The appeal of The Clash often seems to hinge upon the band’s passionate denunciations of a world ever more animated by the impulses of profit and war. While the band are well known for their sense of passion, this chapter suggests they should also be remembered for their profound, but often overlooked, sense of pathos. This thread of melancholy is traced to twin principal sources: the autobiographical detail of the peripatetic and abandoned figure of Joe Strummer, and the ever more despondent geopolitical context in which the charismatic front man crafted his indelible lyrics. While the songs that The Clash committed to vinyl might well be heard as documents of political defeat, it is perhaps that particular feel of pathos that lends them their abiding, maybe even contemporary, political power. Drawing on the work of cultural theorist Walter Benjamin, it is argued that the vein of ‘left melancholia’ that courses through the band’s back catalogue identifies them as resources for political struggle in the here and now, requiring us to act as ‘ragpickers’ gathering the cultural tributes from our dismal past that map a path towards a more progressive future.

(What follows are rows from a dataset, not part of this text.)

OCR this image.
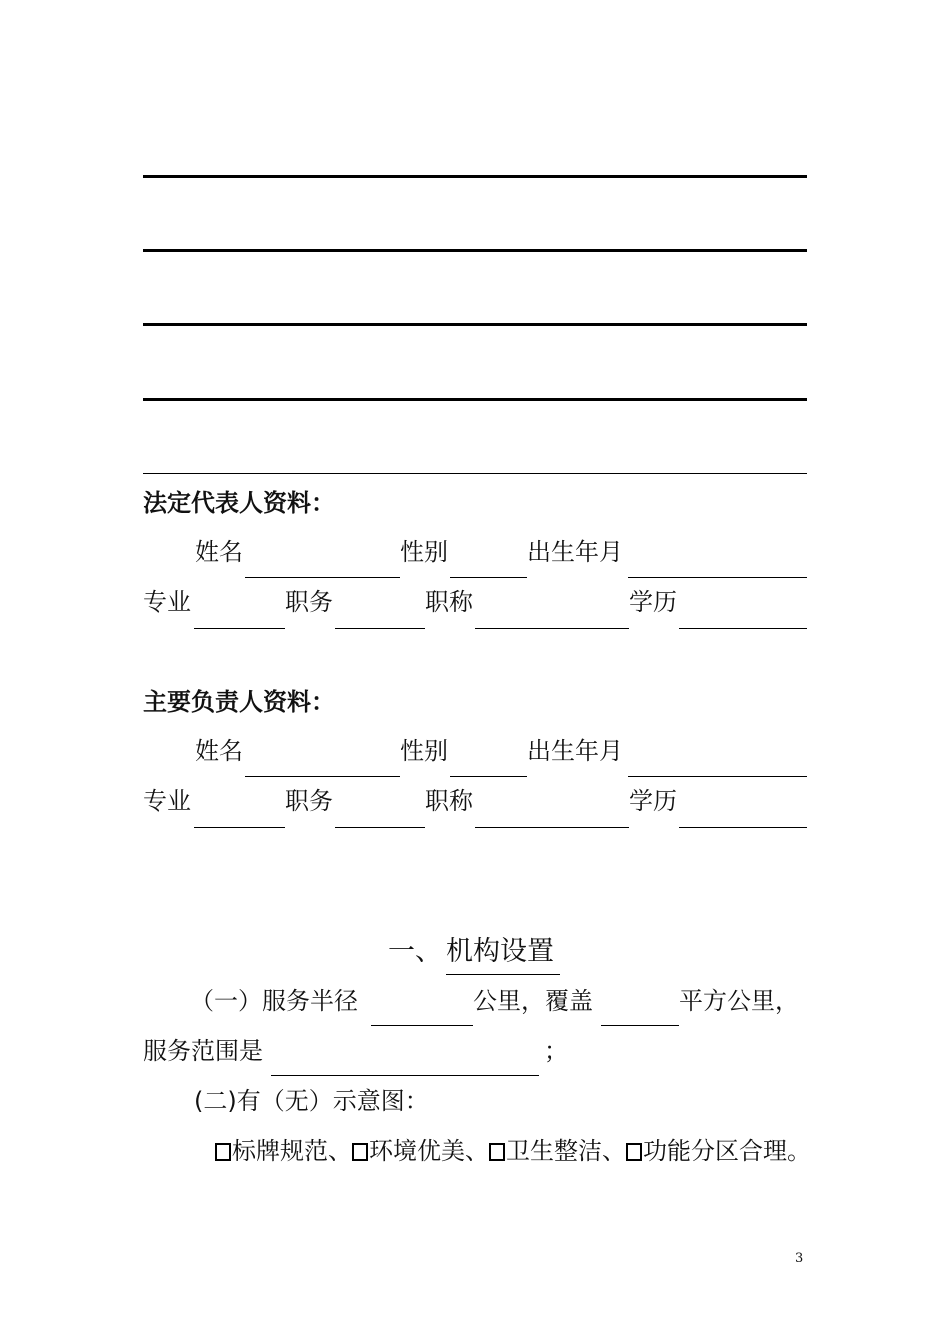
法定代表人资料：
姓名	性别	出生年月
专业	职务	职称	学历
主要负责人资料：
姓名	性别	出生年月
专业	职务	职称	学历
一、 机构设置
（一）服务半径	公里，覆盖	平方公里，
服务范围是	；
(二)有（无）示意图：
标牌规范、 环境优美、 卫生整洁、 功能分区合理。
3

Mike Diboll looks back on his life, connecting his experience as young punk producing a fanzine to his later experience in the midst of the Bahrain revolution. By so doing, he suggests a new way of writing about the punk experience, going beyond history writing, discourse analysis and cultural studies based approaches to reveal how punk pasts can be used in personal-political presents to enable personal-political agency for social and political justice, and to effect therapeutic or curative transformations in a context of a neoliberal mental health pandemic.
The aim of this chapter is to explore how the psychic and the social intersect within riot grrrls’ reframing of the gendered body. It highlights how the fanzine context further complicated such a relationship, giving rise to tensions that played out in the zine writing integral to riot grrrl’s culture and politics.
By examining the Manchester fanzine City Fun, David Wilkinson asks how fanzines captured the conflicted and evolving politics of the British counterculture as it mutated, fragmented and fed into punk, post-punk and beyond against a backdrop of collapsing post-war welfare-capitalism and the rise of Thatcherite neoliberalism.